USCellular has reported that it got hit by a data breach after retail employees were duped into downloading software on to a store computer. The program gave remote access to the computer — and to a customer relationship management (CRM) software — which hackers were able to access through the breach, and from there see the names, addresses, billing information and more details of existing USCellular customers.
The breach occurred on January 4, 2021, believes USCellular — although the company first noticed the breach on January 6, according to Bleeping Computer, and according to the notice filed with Office of the Vermont Attorney General on January 21, 2021.
PIN numbers and security questions and answers were changed by USCellularGetty Images/iStock
Details that include Social Security numbers and credit card details were apparently masked by the CRM system and not seen by the attackers, the company said.

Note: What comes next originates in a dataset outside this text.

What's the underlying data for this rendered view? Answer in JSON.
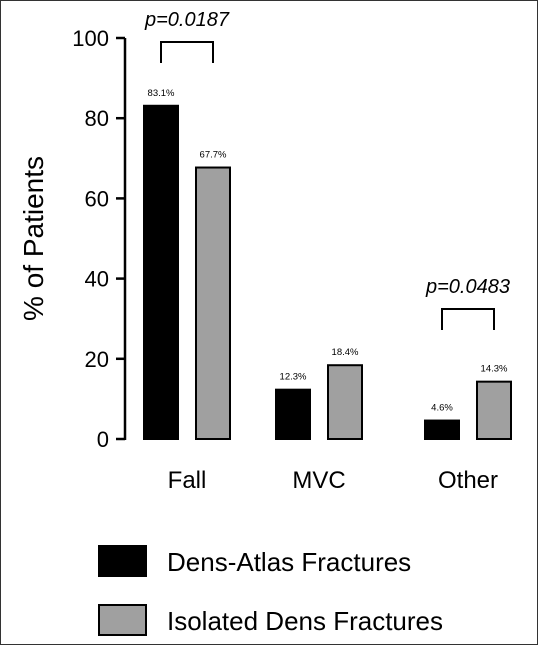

Data breaches were reportedly down in 2020 according to a new report from the Identity Theft Resources Center. But that doesn't mean attacks can't happen — and customer data affected, as in the case here with USCellular.
To take steps to further protect customers, USCellular said that the company not only removed the affected computer from the retail store, but also made sure it was prevented from getting on the internet. Plus, the company reset all employees credentials in that store.
As for customers, though, their own login details have been changed as well including their PIN number and any security question and answer they had set up. People are being asked to contact USCellular to set up new details for their accounts.